Thinking about search engines

Berners-Lee argued that part of the Semantic Web is about identifying the originator of information, and identifying why the information can be trusted, not just the content of the information itself at a conference in Boston sponsered by AAAI last Tuesday. Semantic Web could be a solution to the problem of the Internet deception through identifying the web content creators. This association between Sementic Web and author identification is also mentioned in another paper that introduces the project Flink.
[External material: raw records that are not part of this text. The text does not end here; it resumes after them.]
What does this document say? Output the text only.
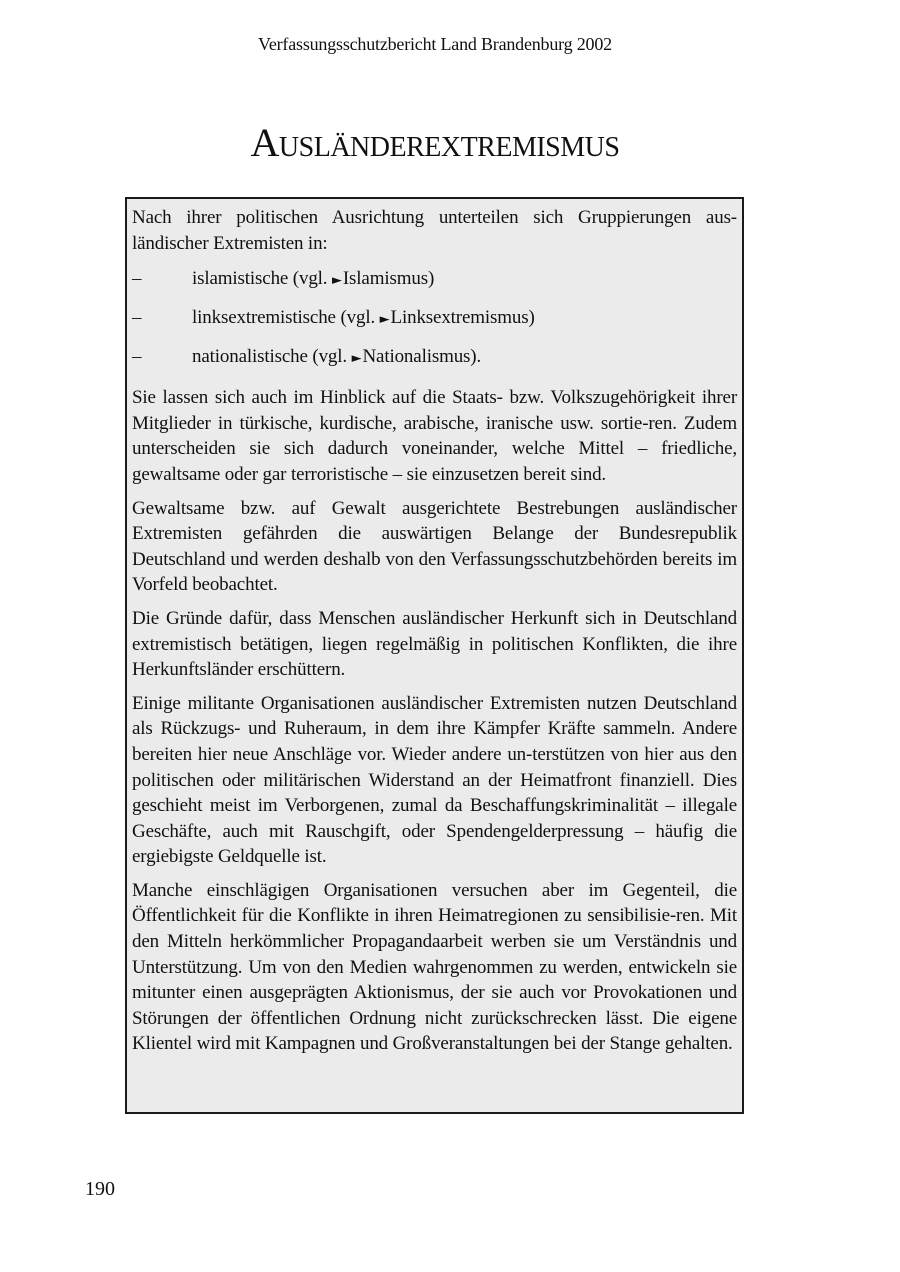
Verfassungsschutzbericht Land Brandenburg 2002
Ausländerextremismus

Nach ihrer politischen Ausrichtung unterteilen sich Gruppierungen aus-ländischer Extremisten in:

–	islamistische (vgl. ►Islamismus)
–	linksextremistische (vgl. ►Linksextremismus)
–	nationalistische (vgl. ►Nationalismus).

Sie lassen sich auch im Hinblick auf die Staats- bzw. Volkszugehörigkeit ihrer Mitglieder in türkische, kurdische, arabische, iranische usw. sortie-ren. Zudem unterscheiden sie sich dadurch voneinander, welche Mittel – friedliche, gewaltsame oder gar terroristische – sie einzusetzen bereit sind.

Gewaltsame bzw. auf Gewalt ausgerichtete Bestrebungen ausländischer Extremisten gefährden die auswärtigen Belange der Bundesrepublik Deutschland und werden deshalb von den Verfassungsschutzbehörden bereits im Vorfeld beobachtet.

Die Gründe dafür, dass Menschen ausländischer Herkunft sich in Deutschland extremistisch betätigen, liegen regelmäßig in politischen Konflikten, die ihre Herkunftsländer erschüttern.

Einige militante Organisationen ausländischer Extremisten nutzen Deutschland als Rückzugs- und Ruheraum, in dem ihre Kämpfer Kräfte sammeln. Andere bereiten hier neue Anschläge vor. Wieder andere un-terstützen von hier aus den politischen oder militärischen Widerstand an der Heimatfront finanziell. Dies geschieht meist im Verborgenen, zumal da Beschaffungskriminalität – illegale Geschäfte, auch mit Rauschgift, oder Spendengelderpressung – häufig die ergiebigste Geldquelle ist.

Manche einschlägigen Organisationen versuchen aber im Gegenteil, die Öffentlichkeit für die Konflikte in ihren Heimatregionen zu sensibilisie-ren. Mit den Mitteln herkömmlicher Propagandaarbeit werben sie um Verständnis und Unterstützung. Um von den Medien wahrgenommen zu werden, entwickeln sie mitunter einen ausgeprägten Aktionismus, der sie auch vor Provokationen und Störungen der öffentlichen Ordnung nicht zurückschrecken lässt. Die eigene Klientel wird mit Kampagnen und Großveranstaltungen bei der Stange gehalten.

190
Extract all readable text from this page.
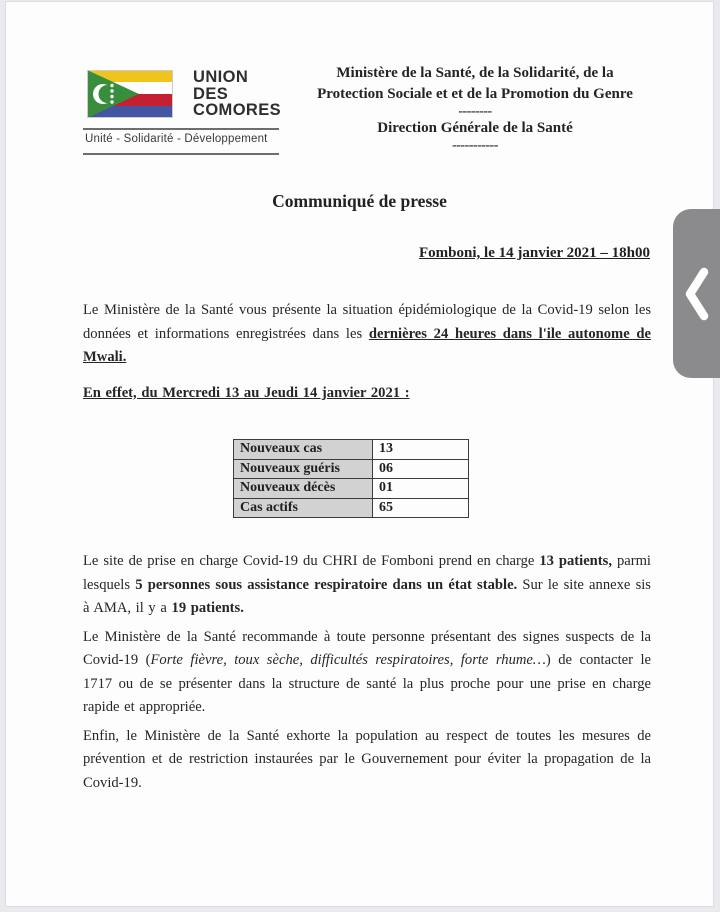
UNION
DES
COMORES
Unité - Solidarité - Développement
Ministère de la Santé, de la Solidarité, de la
Protection Sociale et et de la Promotion du Genre
--------
Direction Générale de la Santé
-----------
Communiqué de presse
Fomboni, le 14 janvier 2021 – 18h00

Le Ministère de la Santé vous présente la situation épidémiologique de la Covid-19 selon les données et informations enregistrées dans les dernières 24 heures dans l'ile autonome de Mwali.

En effet, du Mercredi 13 au Jeudi 14 janvier 2021 :

Nouveaux cas	13
Nouveaux guéris	06
Nouveaux décès	01
Cas actifs	65

Le site de prise en charge Covid-19 du CHRI de Fomboni prend en charge 13 patients, parmi lesquels 5 personnes sous assistance respiratoire dans un état stable. Sur le site annexe sis à AMA, il y a 19 patients.

Le Ministère de la Santé recommande à toute personne présentant des signes suspects de la Covid-19 (Forte fièvre, toux sèche, difficultés respiratoires, forte rhume…) de contacter le 1717 ou de se présenter dans la structure de santé la plus proche pour une prise en charge rapide et appropriée.

Enfin, le Ministère de la Santé exhorte la population au respect de toutes les mesures de prévention et de restriction instaurées par le Gouvernement pour éviter la propagation de la Covid-19.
This argument leads to thinking about the ontology again. If you google any keyword, you would get the first several results by ontology. You google a person, you get his/her weblog, since it collects one's most complete information. If it doesn't exist, you get one's homepage hosted in one's working place. If it doesn't exist, ... Anyway, the web sources are more heterogenous than only to search a single databases like InforZoom by A9 people search. If you google a book, you get its Amazon link and its authors blog, such as Smart Mob and Freakonomics etc. If you search for a film, you get one entry from the imdb and so on and so forth. This ontology based search is not in line with Google's PageRank method, except that for example each book metioned in a web site is linked by Amazon and each paper by a DOI etc. Certainly, each keyword has various contexts, like the typical example of "Java" for computer scientists. In this case, the temporal context can confine the ontology. Before the java language was defined and the coffee was produced, it refers certainly to the island. So before the Da Vinci Code was pictualized, the search result was a book. Google might have used this search criteria, since Google Trends has been launched and could be used to get the ontology based on temporal facts.
Ontology based search engine might strengthen the web giants such as Amazon, WikiPedia in each field. Is it good to solve the problem of the Internet deception?